Backbending current-voltage characteristic for an annular Josephson junction in a magnetic field

Excitation of the Josephson plasma radiation by a fluxon moving in an annular Josephson junction is studied experimentally, numerically, and using an analytical approach. An externally applied magnetic field H forms a cosinelike potential relief for the fluxon in a ring-shaped junction. The motion of the fluxon in the junction leads to an emission of plasma waves, which give rise to a resonance at a certain fluxon velocity. The experimental data agree well with numerical simulations which indicate a locking of the fluxon to the radiation frequency. The peculiar feature indicated by both experiment and numerical simulations is the shape of the resonance in the current-voltage (I - V) characteristic which shows a clear backbending, with a negative differential resistance.
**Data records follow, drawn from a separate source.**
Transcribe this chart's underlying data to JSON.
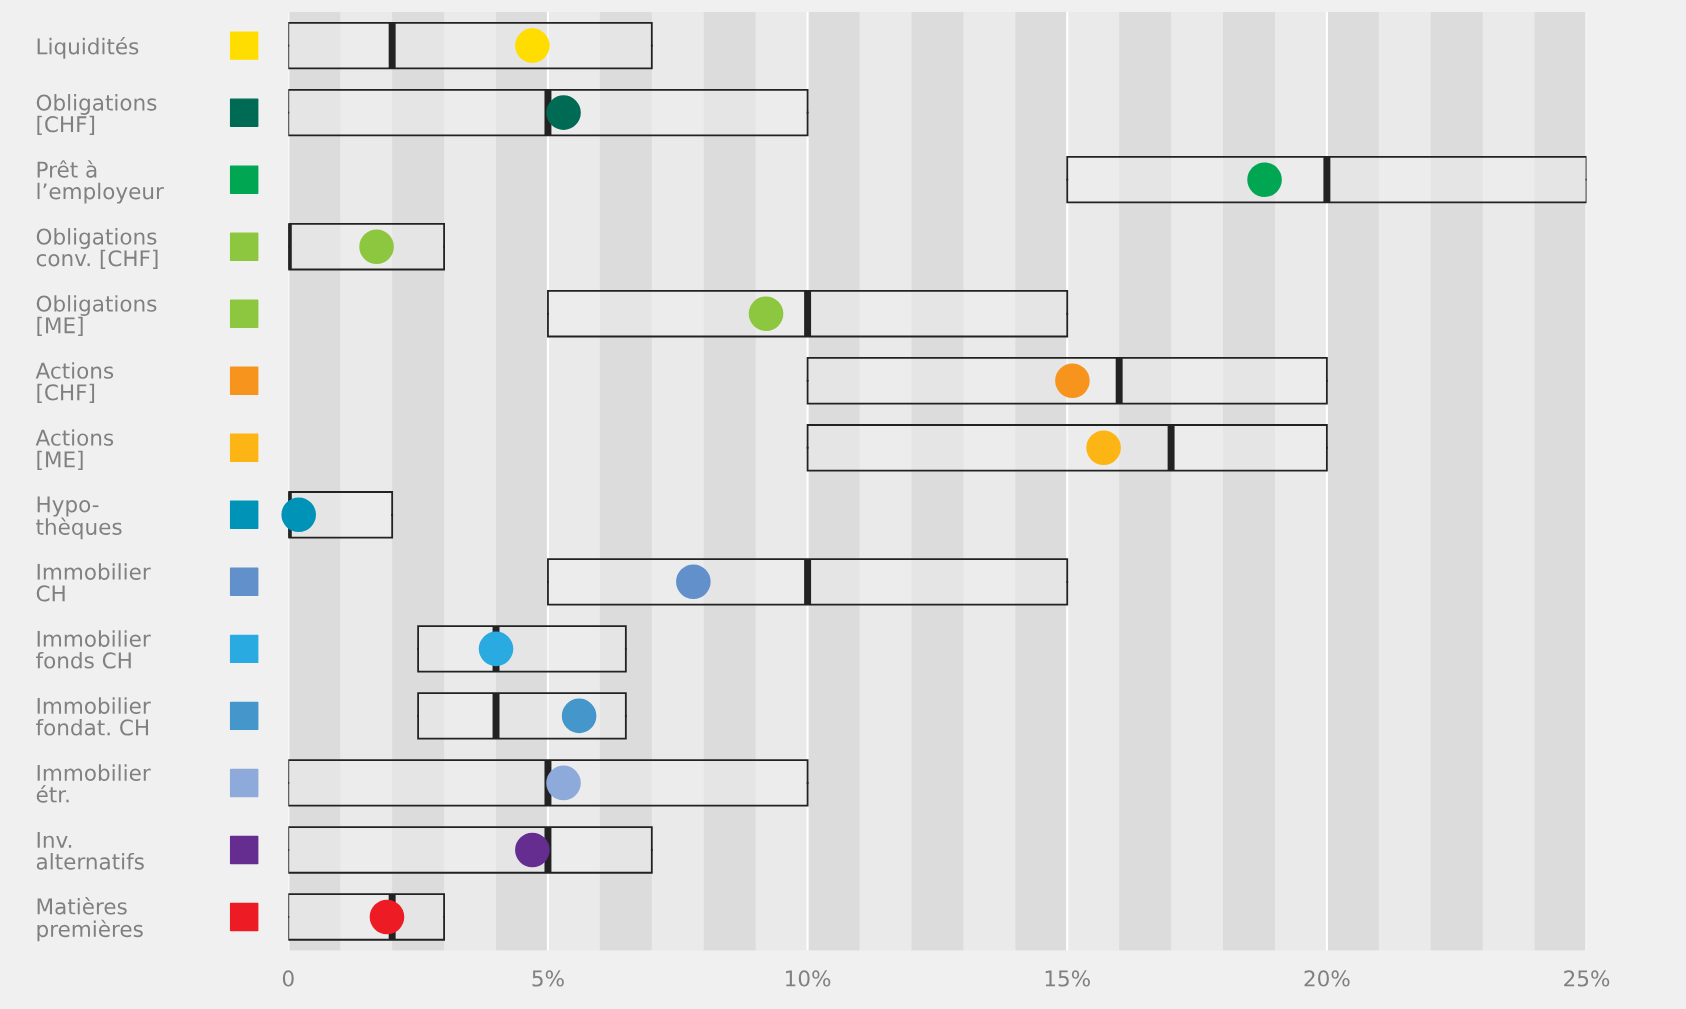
{
  "chart_data": {
    "type": "box",
    "orientation": "horizontal",
    "categories": [
      "Liquidités",
      "Obligations\n[CHF]",
      "Prêt à\nl’employeur",
      "Obligations\nconv. [CHF]",
      "Obligations\n[ME]",
      "Actions\n[CHF]",
      "Actions\n[ME]",
      "Hypo-\nthèques",
      "Immobilier\nCH",
      "Immobilier\nfonds CH",
      "Immobilier\nfondat. CH",
      "Immobilier\nétr.",
      "Inv.\nalternatifs",
      "Matières\npremières"
    ],
    "boxes": [
      {
        "low": 0,
        "q1": 0,
        "median": 2,
        "q3": 7,
        "high": 7
      },
      {
        "low": 0,
        "q1": 0,
        "median": 5,
        "q3": 10,
        "high": 10
      },
      {
        "low": 15,
        "q1": 15,
        "median": 20,
        "q3": 25,
        "high": 25
      },
      {
        "low": 0,
        "q1": 0,
        "median": 0,
        "q3": 3,
        "high": 3
      },
      {
        "low": 5,
        "q1": 5,
        "median": 10,
        "q3": 15,
        "high": 15
      },
      {
        "low": 10,
        "q1": 10,
        "median": 16,
        "q3": 20,
        "high": 20
      },
      {
        "low": 10,
        "q1": 10,
        "median": 17,
        "q3": 20,
        "high": 20
      },
      {
        "low": 0,
        "q1": 0,
        "median": 0,
        "q3": 2,
        "high": 2
      },
      {
        "low": 5,
        "q1": 5,
        "median": 10,
        "q3": 15,
        "high": 15
      },
      {
        "low": 2.5,
        "q1": 2.5,
        "median": 4,
        "q3": 6.5,
        "high": 6.5
      },
      {
        "low": 2.5,
        "q1": 2.5,
        "median": 4,
        "q3": 6.5,
        "high": 6.5
      },
      {
        "low": 0,
        "q1": 0,
        "median": 5,
        "q3": 10,
        "high": 10
      },
      {
        "low": 0,
        "q1": 0,
        "median": 5,
        "q3": 7,
        "high": 7
      },
      {
        "low": 0,
        "q1": 0,
        "median": 2,
        "q3": 3,
        "high": 3
      }
    ],
    "series": [
      {
        "type": "scatter",
        "marker": "circle",
        "values": [
          4.7,
          5.3,
          18.8,
          1.7,
          9.2,
          15.1,
          15.7,
          0.2,
          7.8,
          4.0,
          5.6,
          5.3,
          4.7,
          1.9
        ],
        "colors": [
          "#ffdd00",
          "#006b54",
          "#00a651",
          "#8dc63f",
          "#8dc63f",
          "#f7941d",
          "#fdb515",
          "#0093b8",
          "#6190cb",
          "#29abe2",
          "#4596cb",
          "#8eaadb",
          "#662d91",
          "#ed1c24"
        ]
      }
    ],
    "xlim": [
      0,
      25
    ],
    "xticks": [
      0,
      {
        "value": 5,
        "label": "5%"
      },
      {
        "value": 10,
        "label": "10%"
      },
      {
        "value": 15,
        "label": "15%"
      },
      {
        "value": 20,
        "label": "20%"
      },
      {
        "value": 25,
        "label": "25%"
      }
    ],
    "grid": "x",
    "bands": [
      {
        "axis": "x",
        "from": 0,
        "to": 1,
        "color": "#dcdcdc"
      },
      {
        "axis": "x",
        "from": 2,
        "to": 3,
        "color": "#dcdcdc"
      },
      {
        "axis": "x",
        "from": 4,
        "to": 5,
        "color": "#dcdcdc"
      },
      {
        "axis": "x",
        "from": 6,
        "to": 7,
        "color": "#dcdcdc"
      },
      {
        "axis": "x",
        "from": 8,
        "to": 9,
        "color": "#dcdcdc"
      },
      {
        "axis": "x",
        "from": 10,
        "to": 11,
        "color": "#dcdcdc"
      },
      {
        "axis": "x",
        "from": 12,
        "to": 13,
        "color": "#dcdcdc"
      },
      {
        "axis": "x",
        "from": 14,
        "to": 15,
        "color": "#dcdcdc"
      },
      {
        "axis": "x",
        "from": 16,
        "to": 17,
        "color": "#dcdcdc"
      },
      {
        "axis": "x",
        "from": 18,
        "to": 19,
        "color": "#dcdcdc"
      },
      {
        "axis": "x",
        "from": 20,
        "to": 21,
        "color": "#dcdcdc"
      },
      {
        "axis": "x",
        "from": 22,
        "to": 23,
        "color": "#dcdcdc"
      },
      {
        "axis": "x",
        "from": 24,
        "to": 25,
        "color": "#dcdcdc"
      }
    ]
  }
}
The analytical approach developed in this work is based on the perturbation theory for radiation emission generated by a kink in the perturbed sine-Gordon equation. To explain the observed effect, we introduce an addition to the perturbation theory, which proves to be crucial for explanation of the backbending I - V curves: We take into account the fact that the background radiation field, supported by a balance between emission from the moving kink and dissipative absorption, narrows the junction’s plasma frequency gap. In the case when the emission has a resonant character, even a small change of the gap produces a strong reciprocal effect on the emission power. Following this idea, we develop a fully analytical self-consistent approximation that readily allows us to obtain the backbending I - V curves.